Downtown killings last weekend have Macon on pace with 2020’s record murder toll
Two shooting deaths in downtown Macon last weekend furthered a troubling trend of violent-crime-related bloodshed here, part of a worrisome toll that has seen homicide rates steadily rise in the past decade.
As of Friday, figures compiled by The Telegraph comparing slayings in 2020 and 2021 — homicides that have already or are likely to result in murder charges — put Macon at 29 such deaths for 2021.
It was not until July 29 in 2020 — in a year that would end with a modern-day high for homicides with 51 — that the county recorded its 29th murder death.
The pair of shooting deaths over the weekend, which happened early last Saturday in an episode that left two other people wounded near the intersection of Cherry Street and Martin Luther King Jr. Boulevard, came as local officials and others have made much-publicized efforts to curtail violence.
While so far this year there have, by The Telegraph’s count, been 37 homicides countywide, two of the deaths have been classified as involuntary manslaughter cases.
Two other cases have been categorized as vehicular homicides. Another was declared a case of self-defense, while yet another death involved a struggle over a gun. A seventh crime-related homicide involved the apparent suicide of a man believed to have shot his wife and then killed himself. An eighth slaying involved an as-yet-uncategorized stabbing death at Central State Prison on Wednesday.
So far this year in Macon there have been 30 homicide-related gun deaths and seven killings in which a gun was not used.

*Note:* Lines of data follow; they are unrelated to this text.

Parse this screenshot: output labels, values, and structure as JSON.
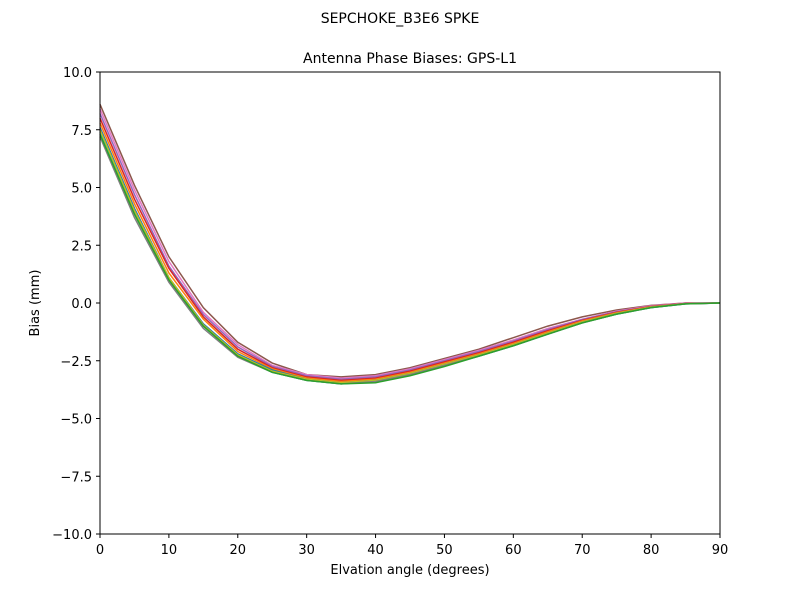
{
  "suptitle": "SEPCHOKE_B3E6   SPKE",
  "chart_data": {
    "type": "line",
    "title": "Antenna Phase Biases: GPS-L1",
    "xlabel": "Elvation angle (degrees)",
    "ylabel": "Bias (mm)",
    "xlim": [
      0,
      90
    ],
    "ylim": [
      -10,
      10
    ],
    "xticks": [
      0,
      10,
      20,
      30,
      40,
      50,
      60,
      70,
      80,
      90
    ],
    "yticks": [
      10.0,
      7.5,
      5.0,
      2.5,
      0.0,
      -2.5,
      -5.0,
      -7.5,
      -10.0
    ],
    "xtick_labels": [
      "0",
      "10",
      "20",
      "30",
      "40",
      "50",
      "60",
      "70",
      "80",
      "90"
    ],
    "ytick_labels": [
      "10.0",
      "7.5",
      "5.0",
      "2.5",
      "0.0",
      "−2.5",
      "−5.0",
      "−7.5",
      "−10.0"
    ],
    "grid": false,
    "x": [
      0,
      5,
      10,
      15,
      20,
      25,
      30,
      35,
      40,
      45,
      50,
      55,
      60,
      65,
      70,
      75,
      80,
      85,
      90
    ],
    "series": [
      {
        "color": "#8c564b",
        "values": [
          8.6,
          5.1,
          2.0,
          -0.2,
          -1.7,
          -2.6,
          -3.1,
          -3.2,
          -3.1,
          -2.8,
          -2.4,
          -2.0,
          -1.5,
          -1.0,
          -0.6,
          -0.3,
          -0.1,
          0.0,
          0.0
        ]
      },
      {
        "color": "#e377c2",
        "values": [
          8.4,
          4.9,
          1.8,
          -0.4,
          -1.8,
          -2.7,
          -3.1,
          -3.25,
          -3.15,
          -2.85,
          -2.45,
          -2.05,
          -1.6,
          -1.1,
          -0.7,
          -0.35,
          -0.12,
          0.0,
          0.0
        ]
      },
      {
        "color": "#9467bd",
        "values": [
          8.2,
          4.7,
          1.6,
          -0.5,
          -1.9,
          -2.75,
          -3.15,
          -3.3,
          -3.2,
          -2.9,
          -2.5,
          -2.1,
          -1.65,
          -1.15,
          -0.72,
          -0.38,
          -0.14,
          -0.02,
          0.0
        ]
      },
      {
        "color": "#d62728",
        "values": [
          8.0,
          4.5,
          1.5,
          -0.6,
          -2.0,
          -2.8,
          -3.2,
          -3.35,
          -3.25,
          -2.95,
          -2.55,
          -2.15,
          -1.7,
          -1.2,
          -0.75,
          -0.4,
          -0.15,
          -0.02,
          0.0
        ]
      },
      {
        "color": "#ff7f0e",
        "values": [
          7.8,
          4.3,
          1.3,
          -0.7,
          -2.1,
          -2.85,
          -3.25,
          -3.4,
          -3.3,
          -3.0,
          -2.6,
          -2.2,
          -1.75,
          -1.25,
          -0.78,
          -0.42,
          -0.16,
          -0.03,
          0.0
        ]
      },
      {
        "color": "#1f77b4",
        "values": [
          7.6,
          4.1,
          1.1,
          -0.9,
          -2.2,
          -2.9,
          -3.3,
          -3.45,
          -3.35,
          -3.05,
          -2.65,
          -2.25,
          -1.8,
          -1.3,
          -0.82,
          -0.45,
          -0.18,
          -0.03,
          0.0
        ]
      },
      {
        "color": "#17becf",
        "values": [
          7.4,
          3.9,
          1.0,
          -1.0,
          -2.3,
          -3.0,
          -3.35,
          -3.5,
          -3.4,
          -3.1,
          -2.7,
          -2.3,
          -1.85,
          -1.35,
          -0.85,
          -0.48,
          -0.2,
          -0.04,
          0.0
        ]
      },
      {
        "color": "#bcbd22",
        "values": [
          7.5,
          4.0,
          1.1,
          -0.95,
          -2.25,
          -2.95,
          -3.3,
          -3.45,
          -3.35,
          -3.05,
          -2.65,
          -2.25,
          -1.8,
          -1.3,
          -0.82,
          -0.45,
          -0.18,
          -0.03,
          0.0
        ]
      },
      {
        "color": "#7f7f7f",
        "values": [
          7.2,
          3.7,
          0.9,
          -1.1,
          -2.35,
          -3.0,
          -3.35,
          -3.5,
          -3.4,
          -3.1,
          -2.7,
          -2.3,
          -1.85,
          -1.35,
          -0.86,
          -0.48,
          -0.2,
          -0.04,
          0.0
        ]
      },
      {
        "color": "#2ca02c",
        "values": [
          7.3,
          3.85,
          1.0,
          -1.0,
          -2.3,
          -3.0,
          -3.35,
          -3.5,
          -3.45,
          -3.15,
          -2.75,
          -2.3,
          -1.85,
          -1.35,
          -0.86,
          -0.48,
          -0.2,
          -0.04,
          0.0
        ]
      }
    ]
  }
}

The countywide homicide toll has gradually increased — with occasional annual dips — since 2011 when there were 13 slayings. There were 23 in 2012; 17 in 2013; 16 in 2014; 28 in 2015; 20 in 2016; 30 in 2017; 41 in 2018; 26 in 2019 and 51 last year. In decades past, the early 1990s saw spikes in 1991 (35 homicides) and 1992 (43 homicides, the previous modern-day record).